From a logistical standpoint, a one-dose vaccine is easier to administer. And from a public health perspective, it's preferable, as it confers immunity more quickly.
Furthermore, there may be less resistance to getting a one-dose vaccine than a two-dose regimen. Many workers aren't enttield to paid time off to both go get a vaccine as well as recover from one (although some employers are, in fact, paying workers to get vaccinated). To go through that process once, versus twice, removes a clear barrier.
How will a one-dose vaccine impact real estate investors?
Real estate investors have been hurt by the pandemic in many ways. Those with investments in office buildings or REITs (real estate investment trusts) with office buildings in their portfolios have been battered by the widespread remote work trend. Meanwhile, many mall REITs have lost value as retail stores have shuttered in full force due to a lack of consumer foot traffic.
The hospitality industry has also gotten hammered.

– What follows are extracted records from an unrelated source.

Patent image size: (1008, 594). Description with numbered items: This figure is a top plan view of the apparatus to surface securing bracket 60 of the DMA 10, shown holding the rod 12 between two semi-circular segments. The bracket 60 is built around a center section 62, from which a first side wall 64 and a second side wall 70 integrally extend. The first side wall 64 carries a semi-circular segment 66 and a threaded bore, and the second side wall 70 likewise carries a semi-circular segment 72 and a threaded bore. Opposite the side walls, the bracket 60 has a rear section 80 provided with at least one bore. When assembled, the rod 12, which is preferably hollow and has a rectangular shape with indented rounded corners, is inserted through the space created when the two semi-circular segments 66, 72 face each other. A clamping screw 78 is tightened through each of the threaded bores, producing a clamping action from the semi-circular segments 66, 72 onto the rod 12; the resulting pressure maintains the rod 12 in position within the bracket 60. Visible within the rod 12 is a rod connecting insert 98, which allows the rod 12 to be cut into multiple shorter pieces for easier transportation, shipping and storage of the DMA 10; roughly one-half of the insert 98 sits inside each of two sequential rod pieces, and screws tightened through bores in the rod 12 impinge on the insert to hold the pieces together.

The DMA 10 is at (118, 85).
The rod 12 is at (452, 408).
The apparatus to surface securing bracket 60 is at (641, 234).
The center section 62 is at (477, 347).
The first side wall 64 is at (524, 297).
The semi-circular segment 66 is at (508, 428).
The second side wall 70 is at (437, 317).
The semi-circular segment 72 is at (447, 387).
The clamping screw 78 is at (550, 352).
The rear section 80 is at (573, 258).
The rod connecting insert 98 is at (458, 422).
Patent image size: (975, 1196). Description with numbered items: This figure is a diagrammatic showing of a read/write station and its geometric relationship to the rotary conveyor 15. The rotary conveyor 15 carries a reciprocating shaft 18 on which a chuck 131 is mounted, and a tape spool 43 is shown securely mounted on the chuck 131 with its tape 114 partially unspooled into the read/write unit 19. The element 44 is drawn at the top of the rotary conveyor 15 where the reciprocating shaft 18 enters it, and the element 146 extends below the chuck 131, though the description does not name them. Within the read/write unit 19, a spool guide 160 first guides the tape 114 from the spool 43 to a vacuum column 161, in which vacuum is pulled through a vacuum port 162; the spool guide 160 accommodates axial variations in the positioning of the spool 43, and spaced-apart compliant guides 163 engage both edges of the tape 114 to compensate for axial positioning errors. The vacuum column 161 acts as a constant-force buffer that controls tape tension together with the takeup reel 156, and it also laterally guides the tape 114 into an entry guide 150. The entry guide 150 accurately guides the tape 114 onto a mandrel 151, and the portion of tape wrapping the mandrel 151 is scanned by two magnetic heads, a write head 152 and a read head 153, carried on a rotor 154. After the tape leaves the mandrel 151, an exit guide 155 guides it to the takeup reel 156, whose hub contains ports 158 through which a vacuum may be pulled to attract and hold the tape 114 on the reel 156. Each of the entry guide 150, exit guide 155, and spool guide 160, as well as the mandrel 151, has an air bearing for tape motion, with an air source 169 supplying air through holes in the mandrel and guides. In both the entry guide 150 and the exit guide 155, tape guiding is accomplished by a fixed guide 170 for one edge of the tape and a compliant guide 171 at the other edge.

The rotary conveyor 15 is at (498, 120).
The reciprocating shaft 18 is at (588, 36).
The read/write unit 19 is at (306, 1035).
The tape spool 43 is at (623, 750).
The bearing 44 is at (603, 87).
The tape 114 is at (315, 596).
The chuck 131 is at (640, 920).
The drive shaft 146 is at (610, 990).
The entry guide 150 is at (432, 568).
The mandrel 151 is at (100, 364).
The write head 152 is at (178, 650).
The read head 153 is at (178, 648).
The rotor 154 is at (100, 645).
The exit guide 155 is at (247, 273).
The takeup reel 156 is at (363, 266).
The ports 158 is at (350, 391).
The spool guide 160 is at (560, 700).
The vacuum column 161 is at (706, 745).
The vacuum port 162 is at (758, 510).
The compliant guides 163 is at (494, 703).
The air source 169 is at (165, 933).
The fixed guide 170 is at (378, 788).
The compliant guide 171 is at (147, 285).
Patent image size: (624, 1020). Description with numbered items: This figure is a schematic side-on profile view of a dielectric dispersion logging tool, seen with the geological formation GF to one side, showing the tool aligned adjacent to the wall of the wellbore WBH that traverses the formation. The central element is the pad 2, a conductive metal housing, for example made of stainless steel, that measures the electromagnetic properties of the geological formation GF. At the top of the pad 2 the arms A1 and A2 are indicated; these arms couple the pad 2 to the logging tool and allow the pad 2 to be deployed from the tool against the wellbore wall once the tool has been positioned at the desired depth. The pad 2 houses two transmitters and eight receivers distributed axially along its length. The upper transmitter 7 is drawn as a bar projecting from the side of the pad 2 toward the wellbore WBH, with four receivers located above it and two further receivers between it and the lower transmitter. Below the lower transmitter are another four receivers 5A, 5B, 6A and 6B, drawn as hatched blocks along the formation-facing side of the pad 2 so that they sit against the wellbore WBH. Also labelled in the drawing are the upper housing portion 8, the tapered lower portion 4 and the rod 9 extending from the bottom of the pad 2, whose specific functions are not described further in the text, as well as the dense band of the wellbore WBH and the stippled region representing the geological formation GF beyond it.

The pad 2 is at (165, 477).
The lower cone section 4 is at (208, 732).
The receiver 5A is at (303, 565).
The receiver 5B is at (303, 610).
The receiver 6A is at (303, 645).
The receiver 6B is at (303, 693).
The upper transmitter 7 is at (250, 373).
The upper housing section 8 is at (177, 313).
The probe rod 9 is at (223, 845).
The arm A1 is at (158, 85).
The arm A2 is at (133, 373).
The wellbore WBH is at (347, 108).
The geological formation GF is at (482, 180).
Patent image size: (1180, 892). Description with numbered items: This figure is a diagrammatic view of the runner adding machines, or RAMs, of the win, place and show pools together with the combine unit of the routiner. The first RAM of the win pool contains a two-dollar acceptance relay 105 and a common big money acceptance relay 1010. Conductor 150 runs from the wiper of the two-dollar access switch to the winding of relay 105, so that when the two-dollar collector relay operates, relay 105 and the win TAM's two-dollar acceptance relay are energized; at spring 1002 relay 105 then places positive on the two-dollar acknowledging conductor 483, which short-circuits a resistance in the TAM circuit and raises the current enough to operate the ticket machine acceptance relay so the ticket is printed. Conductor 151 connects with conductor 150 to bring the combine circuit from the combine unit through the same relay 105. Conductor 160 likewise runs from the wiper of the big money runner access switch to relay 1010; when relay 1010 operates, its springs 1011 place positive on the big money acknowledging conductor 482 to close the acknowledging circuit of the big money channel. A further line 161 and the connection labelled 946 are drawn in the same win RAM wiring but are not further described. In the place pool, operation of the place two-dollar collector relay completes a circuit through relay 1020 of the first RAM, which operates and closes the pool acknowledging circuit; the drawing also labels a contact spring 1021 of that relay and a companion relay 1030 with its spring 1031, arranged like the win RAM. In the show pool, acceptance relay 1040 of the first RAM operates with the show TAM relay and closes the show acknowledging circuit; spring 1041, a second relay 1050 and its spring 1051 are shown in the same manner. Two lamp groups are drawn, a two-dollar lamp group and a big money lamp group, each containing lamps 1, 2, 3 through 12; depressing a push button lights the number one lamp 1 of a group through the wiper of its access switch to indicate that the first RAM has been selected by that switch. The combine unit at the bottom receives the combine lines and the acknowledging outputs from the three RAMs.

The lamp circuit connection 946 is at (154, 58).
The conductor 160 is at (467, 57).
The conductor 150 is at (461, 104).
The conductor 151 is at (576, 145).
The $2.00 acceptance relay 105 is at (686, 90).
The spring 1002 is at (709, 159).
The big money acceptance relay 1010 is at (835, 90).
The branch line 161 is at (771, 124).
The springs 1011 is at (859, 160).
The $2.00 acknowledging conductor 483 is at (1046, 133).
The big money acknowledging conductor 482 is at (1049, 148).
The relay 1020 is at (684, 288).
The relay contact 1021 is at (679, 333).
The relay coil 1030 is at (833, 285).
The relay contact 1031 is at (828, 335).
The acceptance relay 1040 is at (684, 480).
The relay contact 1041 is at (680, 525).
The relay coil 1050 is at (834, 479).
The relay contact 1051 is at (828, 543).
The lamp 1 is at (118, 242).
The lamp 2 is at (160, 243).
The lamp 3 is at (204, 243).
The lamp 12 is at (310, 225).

Roughly 110,000 restaurants have closed permanently over the past year, leaving commercial landlords with a host of vacancies on their hands. And last year, hotels saw record low occupancy and revenue.
If the Johnson & Johnson vaccine helps speed up mass inoculation efforts, it could help all of these industries recover. Once more people are vaccinated, workers can more safely return to office buildings, and consumers can feel more comfortable shopping in stores.
Meanwhile, restaurants could get the green light to start operating at full (or at least increased) capacity, and travel could really pick up, leading to a major hotel revival. All of this would leave real estate investors in these areas in a much stronger position compared to now.
While there's currently limited supply of the Johnson & Johnson one-dose vaccine, the company recently announced a partnership with fellow pharmaceutical giant Merck (NYSE: MRK) to expand manufacturing capacity. That could, in turn, move up the timeline for mass vaccinations -- and get the U.S. one step closer to returning to a pre-pandemic existence.